= OpenELIS Global =

OpenELIS Global is a free and open-source laboratory information system (LIS) for clinical, public health, environmental, and veterinary or vector-surveillance laboratories. It is used to run laboratory operations ranging from a single facility to national laboratory networks, and is developed and stewarded by the Digital Initiatives Group (DIGI) at the University of Washington's Department of Global Health. It has been deployed in laboratories in more than 25 countries, with national-scale implementations including Côte d'Ivoire, Haiti, Mauritius, Vietnam, and Indonesia.

== History ==
OpenELIS has early documented implementations in clinical and reference laboratories in Haiti and Côte d'Ivoire. In Côte d'Ivoire, the system has been in routine use since 2009, developed jointly with the country's Ministry of Health and the University of Washington's International Training and Education Center for Health, with funding from the President's Emergency Plan for AIDS Relief (PEPFAR); by 2021 it had been installed in more than 100 laboratories covering HIV, tuberculosis, food and drug safety, and routine testing data. The system was subsequently implemented in other countries, including Vietnam.

== Capabilities ==
OpenELIS covers the laboratory testing workflow, including patient and sample management, results entry and validation, quality control, and reporting, and consolidates clinical, environmental, and vector-surveillance testing on a single platform, an approach the project describes as "One Health". Quality-control features include reference-range enforcement, Westgard-rule monitoring with Levey–Jennings charts, and corrective-action tracking used to support ISO 15189 and SLIPTA accreditation.

== Deployments ==
In Côte d'Ivoire the system has been implemented across a national network of clinical laboratories as part of an HIV and public-health laboratory data programme.
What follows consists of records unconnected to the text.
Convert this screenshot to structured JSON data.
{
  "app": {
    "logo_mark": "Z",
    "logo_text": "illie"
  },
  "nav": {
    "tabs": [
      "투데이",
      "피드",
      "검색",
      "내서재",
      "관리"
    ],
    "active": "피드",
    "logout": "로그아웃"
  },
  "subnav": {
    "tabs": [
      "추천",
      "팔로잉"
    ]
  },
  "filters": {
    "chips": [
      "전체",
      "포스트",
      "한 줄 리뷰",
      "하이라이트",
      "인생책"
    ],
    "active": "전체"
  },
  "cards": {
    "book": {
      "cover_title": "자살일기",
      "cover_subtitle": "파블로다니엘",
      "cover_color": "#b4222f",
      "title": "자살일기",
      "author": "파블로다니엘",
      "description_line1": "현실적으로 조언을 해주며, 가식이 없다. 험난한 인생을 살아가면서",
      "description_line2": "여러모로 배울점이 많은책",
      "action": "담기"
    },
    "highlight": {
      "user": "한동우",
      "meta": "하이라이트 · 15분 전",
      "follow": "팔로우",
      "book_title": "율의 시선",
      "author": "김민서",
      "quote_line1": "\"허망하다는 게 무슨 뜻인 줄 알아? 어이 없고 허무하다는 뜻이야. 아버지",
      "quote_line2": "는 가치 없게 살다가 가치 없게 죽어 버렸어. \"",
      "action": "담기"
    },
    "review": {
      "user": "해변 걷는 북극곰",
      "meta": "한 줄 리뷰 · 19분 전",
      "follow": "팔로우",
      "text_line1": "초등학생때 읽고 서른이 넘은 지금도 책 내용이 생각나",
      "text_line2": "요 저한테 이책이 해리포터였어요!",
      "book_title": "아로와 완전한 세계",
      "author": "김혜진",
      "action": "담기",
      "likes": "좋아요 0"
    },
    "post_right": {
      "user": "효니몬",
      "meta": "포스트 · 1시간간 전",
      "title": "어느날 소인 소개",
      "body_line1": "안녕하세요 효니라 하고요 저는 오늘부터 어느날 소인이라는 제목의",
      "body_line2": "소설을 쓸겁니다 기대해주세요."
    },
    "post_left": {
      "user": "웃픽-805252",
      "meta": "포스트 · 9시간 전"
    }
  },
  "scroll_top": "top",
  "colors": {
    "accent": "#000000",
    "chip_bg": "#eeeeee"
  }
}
In 2020, the United Nations Development Programme (UNDP) country office in Mauritius acted as liaison to implement OpenELIS at the country's Central Health Laboratory during the COVID-19 pandemic; UNDP reported that the deployment reduced the staff required to process and report test data and avoided a substantially larger procurement cost. Implementations have also been reported in Kenya.

== Evaluation ==
A 2024 quasi-experimental study published in JMIR Public Health and Surveillance examined 21 clinical laboratories in Côte d'Ivoire and found that laboratory data timeliness and completeness improved following implementation of OpenELIS. A 2022 study examined the system's development and national-scale sustainability over its first 13 years in the country, and a 2016 study examined its implementation and host-country ownership in Vietnam.

== Technology ==
OpenELIS is web-based, with a Java/Spring backend and a React front end, and is deployed using Docker-based containerised infrastructure. It provides interoperability through the HL7 FHIR R4 standard, for which the project publishes a FHIR implementation guide, alongside ASTM and HL7 v2 interfaces for laboratory analyzers and LOINC and SNOMED terminology, and is aligned with the OpenHIE architecture for exchange with electronic medical records and health information exchanges. It is released under the Mozilla Public License 2.0. OpenELIS is recognised as a Digital Square "global good for health" and is listed as a digital public good by the Digital Public Goods Alliance.